Pound May Climb to $1.80 in 2011 on Better Growth, Barclays Says

The pound may rise to $1.80 by the end of 2011 as higher inflation and lower debt boost the U.K. economy while rising oil prices hamper growth in the U.S., according to Barclays Plc.

The pound may rally against the dollar to a level last reached in September 2008 as the U.K. economic recovery accelerates faster than that of the U.S., Paul Robinson, head of European currency strategy at Barclays in London, wrote in a note to clients yesterday. The pound is one of the most undervalued among the Group of 10 currencies, according to Bloomberg data.

“The U.K.’s longer-term issues are being addressed more quickly and, in our view, more convincingly, than those in the U.S.,” Robinson wrote. “Oil prices may become a more important factor in 2011, and we think the past relationship with the U.S. dollar will persist.” He didn’t respond to the phone call seeking further comment.

The pound has dropped 18 percent since the start of 2008, when the world’s deepest recession since World War II took hold. It rose 0.6 percent to $1.5632 at 4:30 p.m. yesterday in New York.

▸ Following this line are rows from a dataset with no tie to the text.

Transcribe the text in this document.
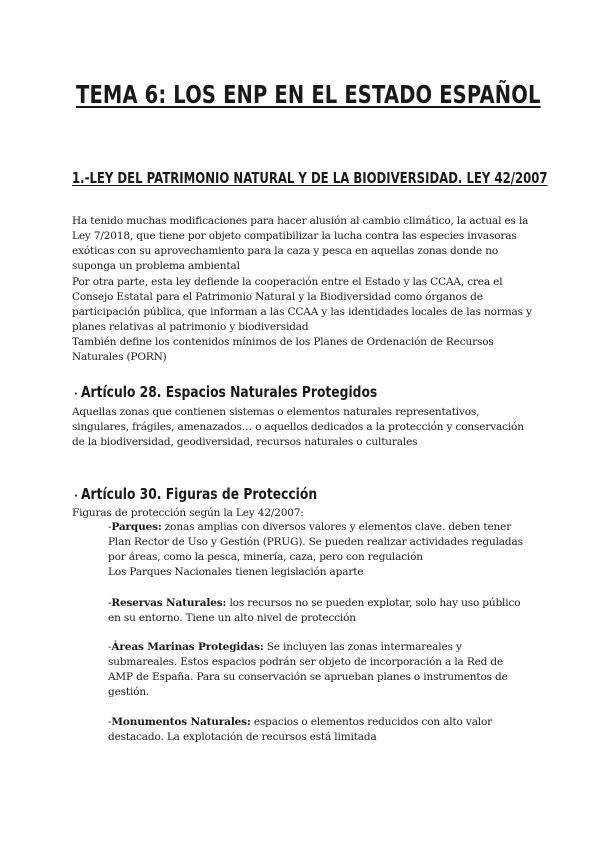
TEMA 6: LOS ENP EN EL ESTADO ESPAÑOL
1.-LEY DEL PATRIMONIO NATURAL Y DE LA BIODIVERSIDAD. LEY 42/2007

Ha tenido muchas modificaciones para hacer alusión al cambio climático, la actual es la Ley 7/2018, que tiene por objeto compatibilizar la lucha contra las especies invasoras exóticas con su aprovechamiento para la caza y pesca en aquellas zonas donde no suponga un problema ambiental

Por otra parte, esta ley defiende la cooperación entre el Estado y las CCAA, crea el Consejo Estatal para el Patrimonio Natural y la Biodiversidad como órganos de participación pública, que informan a las CCAA y las identidades locales de las normas y planes relativas al patrimonio y biodiversidad

También define los contenidos mínimos de los Planes de Ordenación de Recursos Naturales (PORN)

· Artículo 28. Espacios Naturales Protegidos

Aquellas zonas que contienen sistemas o elementos naturales representativos, singulares, frágiles, amenazados… o aquellos dedicados a la protección y conservación de la biodiversidad, geodiversidad, recursos naturales o culturales

· Artículo 30. Figuras de Protección

Figuras de protección según la Ley 42/2007:

-Parques: zonas amplias con diversos valores y elementos clave. deben tener Plan Rector de Uso y Gestión (PRUG). Se pueden realizar actividades reguladas por áreas, como la pesca, minería, caza, pero con regulación
Los Parques Nacionales tienen legislación aparte
-Reservas Naturales: los recursos no se pueden explotar, solo hay uso público en su entorno. Tiene un alto nivel de protección
-Áreas Marinas Protegidas: Se incluyen las zonas intermareales y submareales. Estos espacios podrán ser objeto de incorporación a la Red de AMP de España. Para su conservación se aprueban planes o instrumentos de gestión.
-Monumentos Naturales: espacios o elementos reducidos con alto valor destacado. La explotación de recursos está limitada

U.K. Prime Minister David Cameron’s coalition government in October introduced the nation’s biggest spending cuts in 65 years. In the U.S., the Senate has approved tax cuts that will widen the budget deficit. The nation reported on Oct. 15 its second-largest annual budget deficit, $1.29 trillion, for the fiscal year ended Sept. 30.

Price Pace

U.K. inflation accelerated to a 3.3 percent annual rate in November, the ninth month above the government’s 3 percent upper limit, as food and clothing costs climbed. The consumer-price index in the U.S. climbed 1.1 percent at an annual rate in November, matching the median forecast by economists in a Bloomberg survey.

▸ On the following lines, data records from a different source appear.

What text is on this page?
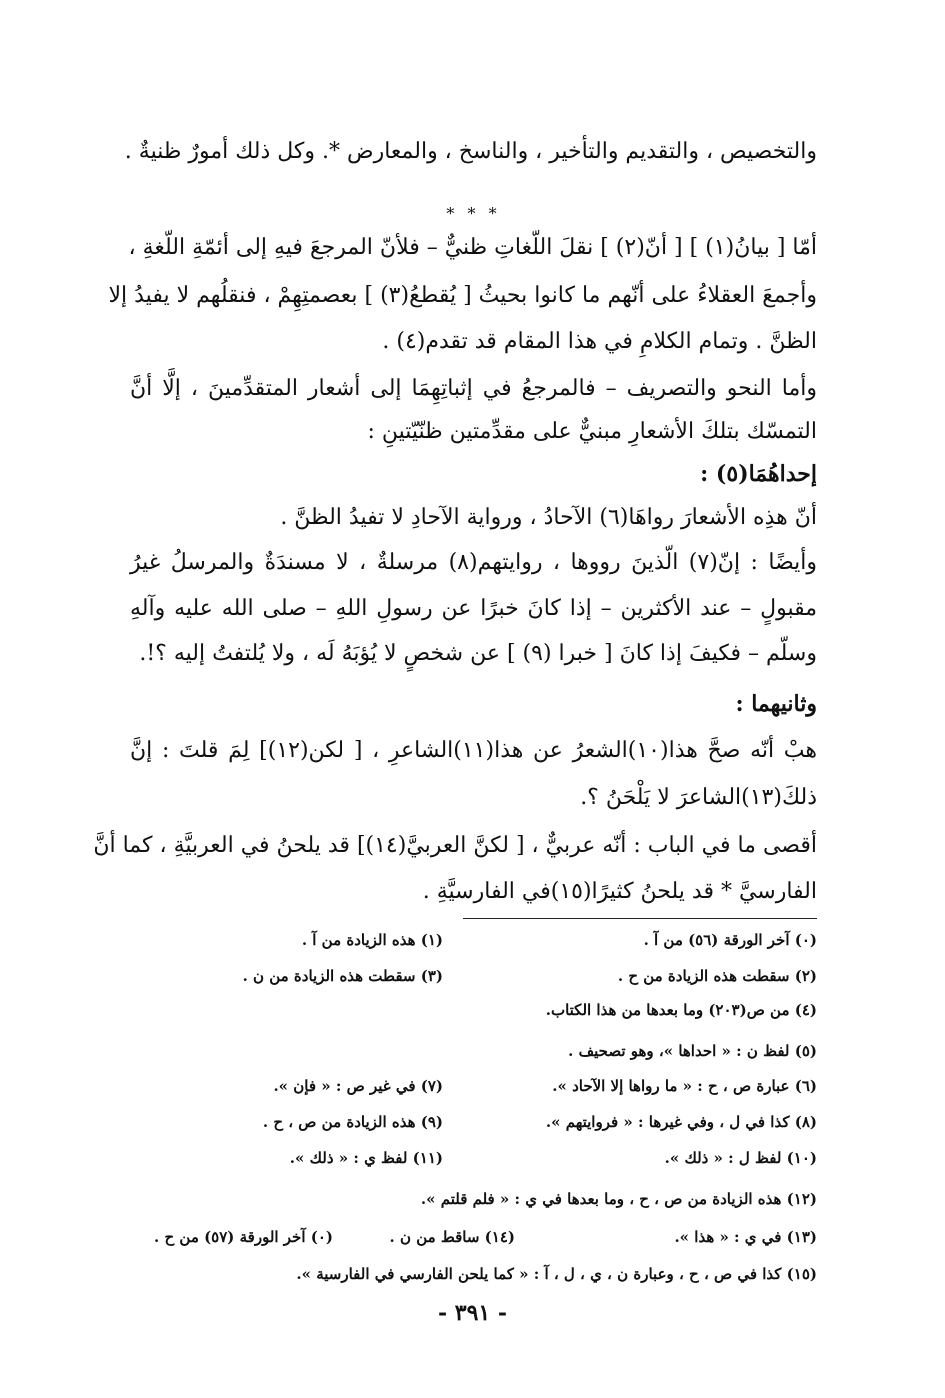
والتخصيص ، والتقديم والتأخير ، والناسخ ، والمعارض *. وكل ذلك أمورٌ ظنيةٌ .
* * *
أمّا [ بيانُ(١) ] [ أنّ(٢) ] نقلَ اللّغاتِ ظنيٌّ – فلأنّ المرجعَ فيهِ إلى أئمّةِ اللّغةِ ،
وأجمعَ العقلاءُ على أنّهم ما كانوا بحيثُ [ يُقطعُ(٣) ] بعصمتِهِمْ ، فنقلُهم لا يفيدُ إلا
الظنَّ . وتمام الكلامِ في هذا المقام قد تقدم(٤) .
وأما النحو والتصريف – فالمرجعُ في إثباتِهِمَا إلى أشعار المتقدِّمينَ ، إلَّا أنَّ
التمسّك بتلكَ الأشعارِ مبنيٌّ على مقدِّمتين ظنّيّتينِ :
إحداهُمَا(٥) :
أنّ هذِه الأشعارَ رواهَا(٦) الآحادُ ، ورواية الآحادِ لا تفيدُ الظنَّ .
وأيضًا : إنّ(٧) الّذينَ رووها ، روايتهم(٨) مرسلةٌ ، لا مسندَةٌ والمرسلُ غيرُ
مقبولٍ – عند الأكثرين – إذا كانَ خبرًا عن رسولِ اللهِ – صلى الله عليه وآلهِ
وسلّم – فكيفَ إذا كانَ [ خبرا (٩) ] عن شخصٍ لا يُؤبَهُ لَه ، ولا يُلتفتُ إليه ؟!.
وثانيهما :
هبْ أنّه صحَّ هذا(١٠)الشعرُ عن هذا(١١)الشاعرِ ، [ لكن(١٢)] لِمَ قلتَ : إنَّ
ذلكَ(١٣)الشاعرَ لا يَلْحَنُ ؟.
أقصى ما في الباب : أنّه عربيٌّ ، [ لكنَّ العربيَّ(١٤)] قد يلحنُ في العربيَّةِ ، كما أنَّ
الفارسيَّ * قد يلحنُ كثيرًا(١٥)في الفارسيَّةِ .
(٠) آخر الورقة (٥٦) من آ .
(١) هذه الزيادة من آ .
(٢) سقطت هذه الزيادة من ح .
(٣) سقطت هذه الزيادة من ن .
(٤) من ص(٢٠٣) وما بعدها من هذا الكتاب.
(٥) لفظ ن : « احداها »، وهو تصحيف .
(٦) عبارة ص ، ح : « ما رواها إلا الآحاد ».
(٧) في غير ص : « فإن ».
(٨) كذا في ل ، وفي غيرها : « فروايتهم ».
(٩) هذه الزيادة من ص ، ح .
(١٠) لفظ ل : « ذلك ».
(١١) لفظ ي : « ذلك ».
(١٢) هذه الزيادة من ص ، ح ، وما بعدها في ي : « فلم قلتم ».
(١٣) في ي : « هذا ».
(١٤) ساقط من ن .
(٠) آخر الورقة (٥٧) من ح .
(١٥) كذا في ص ، ح ، وعبارة ن ، ي ، ل ، آ : « كما يلحن الفارسي في الفارسية ».
- ٣٩١ -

The price of crude oil has gained 11 percent so far this year.

Investors shouldn’t buy the pound versus the dollar yet, as sovereign-debt concern in Europe may spread to the U.K. and weigh on the pound, Robinson wrote.

“The problems facing the euro area’s periphery may weaken the euro and, by extension, the pound against the dollar in the short run,” Robinson wrote.